Each of the forty states I have checked off has its own story. Putting aside the obvious greatness of venues like New Orleans, Las Vegas and Denver, my most memorable destinations include a rolling New Years in Savannah, Georgia; a zany road trip to Bennington College, Vermont; and crashing a wedding in Columbus, Ohio. Wyoming wins for “most disappointing time”, and that’s after we set the bar quite low. South Dakota, in contrast, sports The Zoo, one of the best dive bars in the country. Where else can you get well drinks for 75 cents on a Thursday, free tacos on Friday, and Snow’s “Informer” in the DJ’s regular rotation? Boston, and Massachusetts generally, remains a vastly overrated party location, while Tennessee’s hotspots Nashville and Memphis give you everything you need, with some fine music and food to boot.
It’s a heck of a world out there, and no one has time to see all of it. But this young American, every state is worth doing, and anything worth doing is worth doing right. So here’s to you, Alabama. Show me the way, to the next whiskey bar.
(In Part II, Janos explores Mobile, Alabama. Will he get to 41?)
Comment and a question.
Question: Just out of curiosity, have you come up with a specific definition for “party”?
Comment: As of a few years ago, you can booze in Utah: http://ezinearticles.com/?Yes-You-Can-Get-a-Drink-in-Utah&id=2862901
Good news re: Utah! I was last there a long time ago.
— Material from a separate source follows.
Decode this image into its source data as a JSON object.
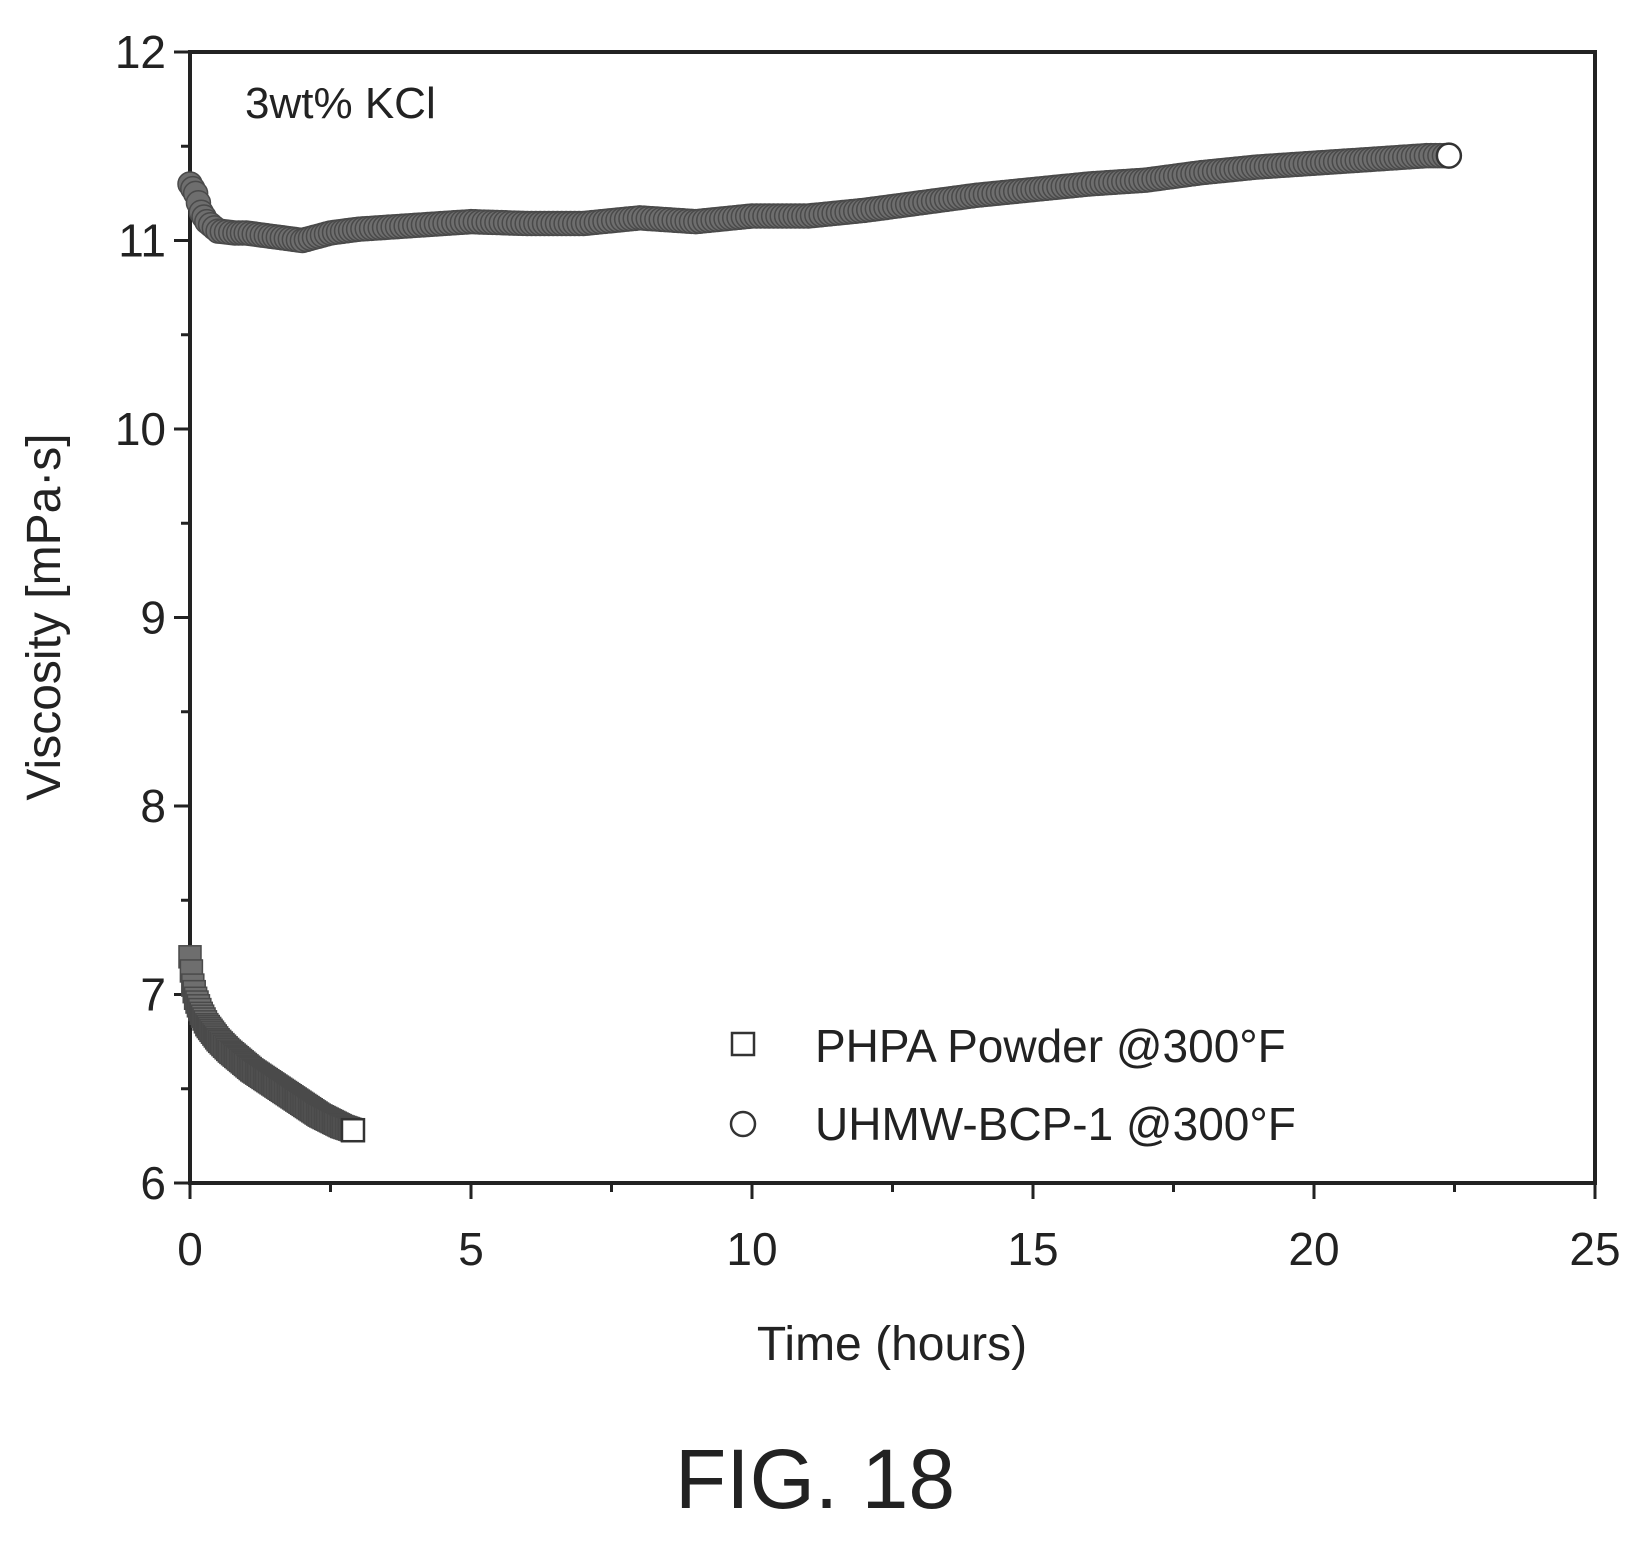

To answer your question: there’s no hard definition, but most of these haven’t been close calls. In Iowa I had a quick six beer float at a restaurant then passed out in the backseat while Sally took the wheel. Other than that it’s usually involved multiple bars with multiple drinks, often multiple nights. Wyoming wasn’t the most fun night, but we still went to two bars and drank a six-pack in our hotel room.
I haven’t kept track of the parties but the only three states in general I have left to drive through are Hawaii (lost cause), Alaska (the AK highway beckons), and Idaho. Maybe we should rent an RV sometime this year, outfit it appropriately, and make a documentary: “Destination Anchorage: The Ultimate Road Trip Tournament.” Also invite all dreamers. City to city. That’s 2012 epic.
I’m going to Siberia this summer. Maybe I could retrace the original Americans’ journey to the continent and pit-stop in Alaska. A road trip to Alaska may not be in the cards for me, though.
“…with some fine music and food to boot.”
intended double meaning?
“To boot” was born for double entendres, though in this particular case I just mean “as well.”